ですので、ここでは法律論や法律上の用語の定義に厳密に従った説明ではなく、
(決して勝手な自説ではありませんが)私個人の理解を加味した説明を試みてみました。
法律の教科書や法律の専門家から見ると、法律論的には若干真芯ではとらえていない点もあろうかと思いますが、
意味合いや本質を考えれば「そういう理解の方が分かりやすい」という説明もあると思います。
旧商法と現会社法とが入り組んでいてすぐには分かりづらい部分もあるかもしれませんが、
「旧商法と現会社法とでは、『株式と資本の関係』が根底から変わってしまった」という点が理解できると、
これら3つの違いも理解しやすいのではないかと思います。

 



それからついでに、旧商法における「無償増資」と「90%減資」の違いについてもまとめてみました。
2013年5月26日(日)に三菱自動車のいんちき減資についてコメントしましたが、それと関連がある説明です。

2013年5月26日(日)
http://citizen.nobody.jp/html/201305/20130526.html

2013年5月26日(日)に
「同じ『10株を1株へ』でも、株式併合と”90%減資”とは完全に異なる。」 (当時の画像へリンク)
というマトリックス図を描きましたが、「非上場企業での90%減資」の説明が不十分でしたので、
新たにマトリックス図を描き、無償増資との比較を交えて説明を加えました。


無償増資を行うと、非上場企業では株主保有の株式の資産価値に変化はないのに対し(非上場企業では無償増資はしてもしなくても同じ)、
上場企業では株主保有の株式の資産価値は1.1倍に増加する(株式時価総額も1.1倍に増加する)、という違いは興味深いと思います。
また、90%減資を行うと、非上場企業では株主保有の株式の資産価値に変化はないのに対し
(非上場企業では既存株主保有の株式の価値という意味では90%減資はしてもしなくても同じ。
ただ、新しく増資を引き受けようとする者からすると、出資後の配当支払いの関係で当期未処理損失は全くない方が当然良いわけです)、
上場企業では株主保有の株式の資産価値は10分の1に減少する(株式時価総額も10分の1に減少する)、という違いは興味深いと思います。
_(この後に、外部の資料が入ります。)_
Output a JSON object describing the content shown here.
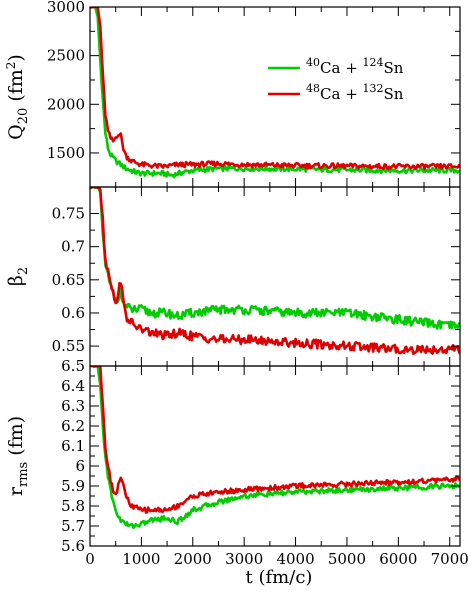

無償増資や90%減資において、上場企業と非上場企業とで極端な違いが生じていることになるわけですが、
この理由は結局のところ「市場株価」の存在そのものに行き着きます。
無償増資や90%減資により、1株当たりの株主資本額は減少したり増加したりしているのに、
証券取引所では「市場株価は全く変化させない」という取り扱いをしていることがこの極端な違いの原因なのですが、
かといって、1株当たりの株主資本額と市場株価とは何ら関係がないという前提ではじめから株式の売買を行っているわけですから、
1株当たりの株主資本額の減少・増加に合わせ、市場株価を機械的に11分の10へ減少させたり10倍に増加させるわけにもいきません。
そのようなことをすれば、例えば90%減資を実施しても株主は株主責任を全く取ったことにならないわけです。
つじつま合わせのために、証券取引所では妥協的な取り扱いをしているだけだ、と言っては言い過ぎでしょうか。
何にせよ、市場株価で株式を売買することにしていると、
簿価では全く説明が付かない(説明が付けられない)取り扱いを別途しなければならない場面が出てくるわけです。
その原因はやはりどこまで行っても、市場株価の虚構性にある、と言って差し支えないかと思います。

 

 



「株式分割と株式無償割当てと無償増資の違いについて」

「株主ではない者にはなぜ株式の無償割り当てはできないのか?」



 

「株式分割、株式無償割当て、無償増資それぞれが、上場企業及び非上場企業に与えるインパクト」



 

「無償増資と90%減資それぞれが、上場企業及び非上場企業に与えるインパクト」




「PDFファイル」

 

 


株式分割 (1株を1.1株に分割する。資本金の額は増加しない。) ・・・旧商法・現会社法共通
株式無償割当て (既存株主の1株に対し0.1株を割当てる。資本金の額は増加しない。) ・・・基本的には現会社法のみ。
無償増資 (既存株主の1株に対し0.1株を割当てる。当期未処分利益(当時)が資本金に振り替えられる。) ・・・基本的には旧商法のみ。

 

株式分割は、旧商法・現会社法で共通です。ただ単に株主が持つ株式数が単純に増えるだけです。
旧商法においても現会社法においても、資本金の額は増加しません。

株式無償割当ては基本的には現会社法のみです。
株式分割と株式無償割当ては結果的にほとんど同じような意味合いになると言っていいと思います。
旧商法下では、株式無償割当て(資本金の額は増加しない)を行うとすると、それは結局「株式分割」を意味しました。
ただ、旧商法では無償増資のことを株式無償割当てと呼ぶこともありました。
旧商法で「株式無償割当て」と言う場合は、結局のところ、それは「株式分割」か「無償増資」かのどちらかであったわけです。

無償増資は基本的には旧商法のみです。
現会社法で旧商法で言う無償増資を行うとすると、
「株式無償割当て+繰越利益剰余金を資本金に振り替える」を同時に実行することになります。
旧商法での無償増資は「株式無償割当てと当期未処分利益を資本金に振り替えること」とが必然的に1セットだったのです。
旧商法では当期未処分利益を資本金に振り替えるだけ(株式の無償割当てを行わない)ということはできませんでした。
現会社法では、繰越利益剰余金を資本金に振り替えるだけ(株式無償割当てを行わない)ということはできます。
しかしそれは本来の意味の無償増資とは全く異なります。
基本的には現会社法では無償増資はできません(上記の同時実行を敢えて行えばできます)。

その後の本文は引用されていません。